Je ne renouvellerai pas mon soutien financier à Greenpeace. En effet je viens de découvrir que sur la question démographique, vous vous permettez de dire mensonges et contre-vérités dans votre rubrique FAQS. Vous prétendez que « c’est une idée fausse et dangereuse de dire que la surpopulation est l’une des principales causes de la crise climatique et qu’il serait nécessaire de contrôler la croissance démographique ».

Vous niez qu’il y ait surpopulation avec des arguments de type politique d’extrême gauche (l »effet de serre, c’est la faute des multinationales). Vous ajoutez une accusation de racisme quant à l’origine de l’idée de surpopulation. Or c’est Malthus (et non Paul Ehrlich) qui est dès 1798 à l’origine du constat de tendance à la surpopulation). Le mot « malthusien » est entré dans le dictionnaire. Un malthusien explique qu’il s’agit de maîtriser la fécondité quand il y a décalage entre le nombre d’humains et le milieu qui les fait vivre. Le but est de promouvoir l’épanouissement de toutes les catégories sociales, y compris les plus défavorisées. Y voir du racisme est une accusation sans fondement.

Vous répétez constamment l’expression « Contrôle de la population » alors que l’existence du planning familial, la liberté de contraception et l’interruption volontaire de grossesse ne reposent pas sur un diktat de l’État, mais sur le libre choix des personnes. Enfin vous osez prétendre que parler de surpopulation empêcherait d’agir pour d’autres causes. C’est absurde, on peut financer Greenpeace tout en étant par exemple membre actif de l’association Démographie Responsable. Voir dans ces deux engagements une contradiction apparaît même comme une atteinte à la liberté de participer à n’importe quelle association de son choix. Quant à l’idéologie véhiculée par Démographie Responsable, allez consulter le site de DR, et vous aurez des idées un peu plus justes sur ceux qui disent comme moi qu’il y a surpopulation et qu’il faut agir de façon humaniste.

Il est vrai, comme vous l’écrivez, que « les émissions par habitant de l’hémisphère sud sont bien moins élevées que celles du nord ». Mais il faut en déduire que la baisse de fécondité dans les pays sur-développés est une bonne nouvelle pour le climat. Quant à des pays surpeuplés et sous-développés, laisser croire qu’il ne faudrait pas instituer chez eux un planning familial efficace serait une faute stratégique qui irait à l’encontre de leurs propres intérêts.
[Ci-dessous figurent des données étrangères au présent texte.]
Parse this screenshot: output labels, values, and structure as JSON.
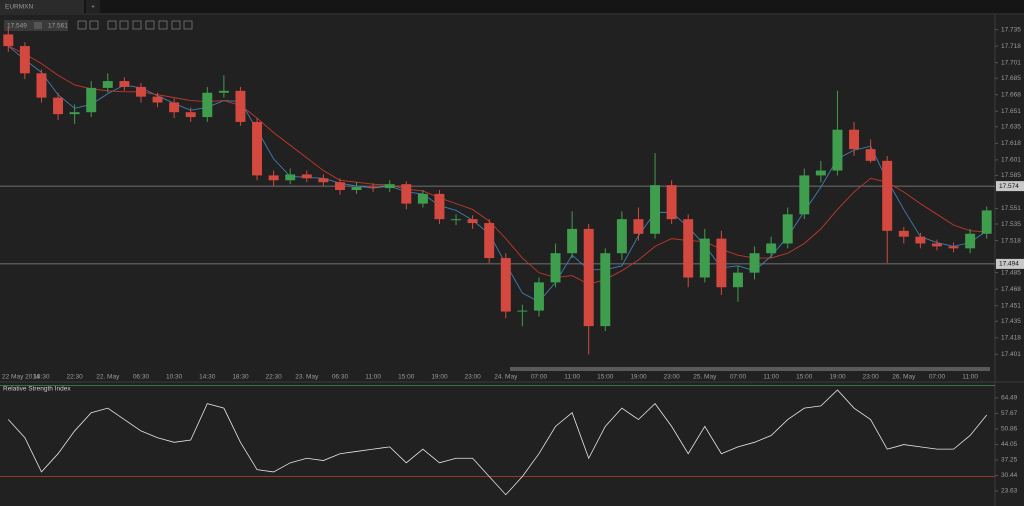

En conclusion, la meilleure façon de lutter contre la crise écologique consiste à la fois à réduire le nombre de personnes sur Terre, à lutter contre les inégalités et à tendre à un niveau de vie moyen compatible avec les possibilités de la planète.

contenu de la rubrique FAQS de Greenpeace

Population : quel impact sur l’environnement ?
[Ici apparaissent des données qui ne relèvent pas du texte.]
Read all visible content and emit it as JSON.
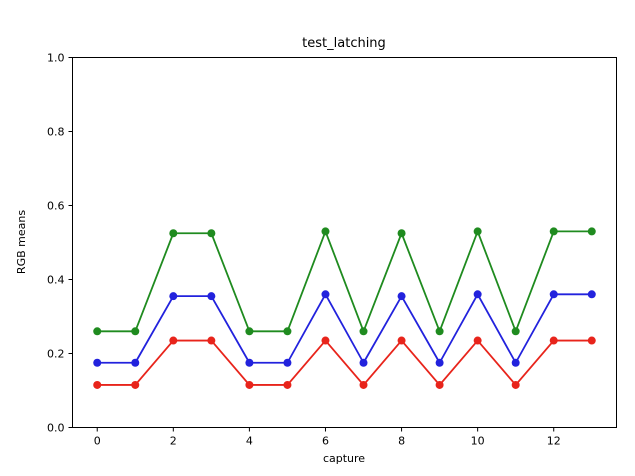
{
  "chart_data": {
    "type": "line",
    "title": "test_latching",
    "xlabel": "capture",
    "ylabel": "RGB means",
    "xlim": [
      -0.65,
      13.65
    ],
    "ylim": [
      0.0,
      1.0
    ],
    "grid": false,
    "legend": "none",
    "xticks": {
      "values": [
        0,
        2,
        4,
        6,
        8,
        10,
        12
      ],
      "labels": [
        "0",
        "2",
        "4",
        "6",
        "8",
        "10",
        "12"
      ]
    },
    "yticks": {
      "values": [
        0.0,
        0.2,
        0.4,
        0.6,
        0.8,
        1.0
      ],
      "labels": [
        "0.0",
        "0.2",
        "0.4",
        "0.6",
        "0.8",
        "1.0"
      ]
    },
    "x": [
      0,
      1,
      2,
      3,
      4,
      5,
      6,
      7,
      8,
      9,
      10,
      11,
      12,
      13
    ],
    "series": [
      {
        "name": "green",
        "color": "#1f8b1f",
        "marker": "o",
        "values": [
          0.26,
          0.26,
          0.525,
          0.525,
          0.26,
          0.26,
          0.53,
          0.26,
          0.525,
          0.26,
          0.53,
          0.26,
          0.53,
          0.53
        ]
      },
      {
        "name": "blue",
        "color": "#2222dd",
        "marker": "o",
        "values": [
          0.175,
          0.175,
          0.355,
          0.355,
          0.175,
          0.175,
          0.36,
          0.175,
          0.355,
          0.175,
          0.36,
          0.175,
          0.36,
          0.36
        ]
      },
      {
        "name": "red",
        "color": "#e8241b",
        "marker": "o",
        "values": [
          0.115,
          0.115,
          0.235,
          0.235,
          0.115,
          0.115,
          0.235,
          0.115,
          0.235,
          0.115,
          0.235,
          0.115,
          0.235,
          0.235
        ]
      }
    ]
  }
}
https://www.greenpeace.fr/population-quel-impact-sur-lenvironnement/

On entend parfois dire que la surpopulation est l’une des principales causes de la crise climatique et qu’il serait nécessaire de contrôler la croissance démographique. Cette idée est fausse et dangereuse, car elle rejette la faute de problèmes sociétaux sur le dos notamment de populations qui n’en sont aucunement à l’origine.

Population et environnement : un faux débat

Les théories sur la surpopulation se sont généralisées dans les années 60, avec à la clé des discours tels que : “la croissance démographique est hors de contrôle, notre planète ne peut plus y faire face, la surpopulation est la cause de l’épuisement des ressources et du chaos climatique, nous devons réduire la population mondiale pour combattre les crises environnementale et climatique”.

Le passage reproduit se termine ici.